Famous TV dad, Alan Thicke, who endorsed Heinowitz’ book, has authored a couple of funny books about fatherhood, including, How Men Have Babies. Like Heinowitz he hopes to get dads involved early on in the parenting process. He shares with Caroline Presno in a HuffPost interview that his involvement with his sons never stops. “My relationship with my sons is very close. I’m in touch with or engaged with at least one of them every single day. If you’ve been involved with them as kids, you’ll be involved with them until the day you die. In fact, the stakes just get higher. Instead of deciding what movie you are going to see or how late they can stay out, as adults now you’re dealing with their careers, their health, their own children, their marriages, their finances – everything about their lives.”

I appreciate Dr. Heinowitz’s efforts to get men involved right from the start in the parenting process in his book, Fathering Right from the Start. “The messages we grew up with still echo within us, at times very faint and at others resoundingly,” he writes. In this book, he charts how parental traits and messages are translated into acquired beliefs. It seems logical that when a “smothering overprotective” parental trait sends the message, “you’re flawed” to a child it would result in the acquired belief “I’m damaged.” While on the other hand, a “negligent” parental trait with a parental message of “you’re a bother” will result in an acquired belief of “I will never be accepted.”

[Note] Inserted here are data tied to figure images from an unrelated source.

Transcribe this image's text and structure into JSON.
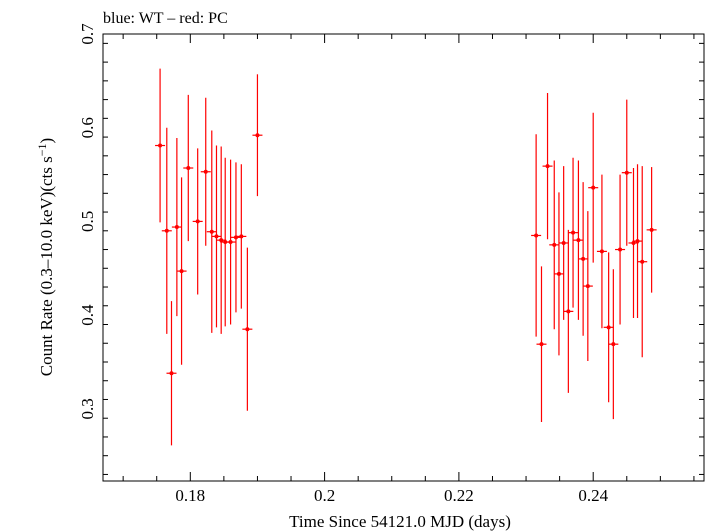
{
  "chart_data": {
    "type": "scatter",
    "title": "blue: WT – red: PC",
    "xlabel": "Time Since 54121.0 MJD (days)",
    "ylabel_main": "Count Rate (0.3–10.0 keV)(cts s",
    "ylabel_sup": "−1",
    "ylabel_close": ")",
    "xlim": [
      0.167,
      0.2565
    ],
    "ylim": [
      0.223,
      0.7
    ],
    "x_ticks": [
      0.18,
      0.2,
      0.22,
      0.24
    ],
    "x_tick_labels": [
      "0.18",
      "0.2",
      "0.22",
      "0.24"
    ],
    "y_ticks": [
      0.3,
      0.4,
      0.5,
      0.6,
      0.7
    ],
    "y_tick_labels": [
      "0.3",
      "0.4",
      "0.5",
      "0.6",
      "0.7"
    ],
    "grid": false,
    "series": [
      {
        "color": "#ff0000",
        "points": [
          {
            "x": 0.1755,
            "y": 0.581,
            "err": 0.082
          },
          {
            "x": 0.1765,
            "y": 0.49,
            "err": 0.11
          },
          {
            "x": 0.1772,
            "y": 0.338,
            "err": 0.077
          },
          {
            "x": 0.178,
            "y": 0.494,
            "err": 0.095
          },
          {
            "x": 0.1787,
            "y": 0.447,
            "err": 0.1
          },
          {
            "x": 0.1797,
            "y": 0.557,
            "err": 0.078
          },
          {
            "x": 0.1811,
            "y": 0.5,
            "err": 0.078
          },
          {
            "x": 0.1823,
            "y": 0.553,
            "err": 0.079
          },
          {
            "x": 0.1832,
            "y": 0.489,
            "err": 0.108
          },
          {
            "x": 0.1839,
            "y": 0.484,
            "err": 0.097
          },
          {
            "x": 0.1846,
            "y": 0.48,
            "err": 0.1
          },
          {
            "x": 0.1852,
            "y": 0.478,
            "err": 0.09
          },
          {
            "x": 0.186,
            "y": 0.478,
            "err": 0.088
          },
          {
            "x": 0.1868,
            "y": 0.483,
            "err": 0.08
          },
          {
            "x": 0.1876,
            "y": 0.484,
            "err": 0.077
          },
          {
            "x": 0.1885,
            "y": 0.385,
            "err": 0.087
          },
          {
            "x": 0.19,
            "y": 0.592,
            "err": 0.065
          },
          {
            "x": 0.2315,
            "y": 0.485,
            "err": 0.108
          },
          {
            "x": 0.2323,
            "y": 0.369,
            "err": 0.083
          },
          {
            "x": 0.2332,
            "y": 0.559,
            "err": 0.078
          },
          {
            "x": 0.2342,
            "y": 0.475,
            "err": 0.09
          },
          {
            "x": 0.2349,
            "y": 0.444,
            "err": 0.087
          },
          {
            "x": 0.2356,
            "y": 0.477,
            "err": 0.082
          },
          {
            "x": 0.2363,
            "y": 0.404,
            "err": 0.087
          },
          {
            "x": 0.237,
            "y": 0.488,
            "err": 0.08
          },
          {
            "x": 0.2378,
            "y": 0.48,
            "err": 0.085
          },
          {
            "x": 0.2385,
            "y": 0.46,
            "err": 0.082
          },
          {
            "x": 0.2392,
            "y": 0.431,
            "err": 0.08
          },
          {
            "x": 0.24,
            "y": 0.536,
            "err": 0.08
          },
          {
            "x": 0.2413,
            "y": 0.468,
            "err": 0.082
          },
          {
            "x": 0.2423,
            "y": 0.387,
            "err": 0.08
          },
          {
            "x": 0.243,
            "y": 0.369,
            "err": 0.08
          },
          {
            "x": 0.244,
            "y": 0.47,
            "err": 0.08
          },
          {
            "x": 0.245,
            "y": 0.552,
            "err": 0.078
          },
          {
            "x": 0.246,
            "y": 0.477,
            "err": 0.08
          },
          {
            "x": 0.2466,
            "y": 0.479,
            "err": 0.082
          },
          {
            "x": 0.2473,
            "y": 0.457,
            "err": 0.102
          },
          {
            "x": 0.2487,
            "y": 0.491,
            "err": 0.067
          }
        ]
      }
    ]
  }
}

In a perfect world, children spend their early years getting to know their fathers, as well as their mothers. I agree with Dr. Heinowitz when he says; “After all, children’s identities are shaped by the people in their world. And their sense of self is fostered by the reflections they see in the faces around them. We are our children’s first mirrors. Our attention and approval, our smiles and our hugs let them know that they are cherished and valuable.”

Finally, it seems fitting to end with the winning pledge shared by www.fatherhood.org. They ask their program participants and facilitators to submit a pledge that fathers participating in their programs can recite before or after each session.

On my honor, I will give my children my time, my love, and my heart. I will be an example of a good man to my children and others around me. I will be an involved, responsible, and committed father. From this day forward, I pledge to be a 24/7 Dad.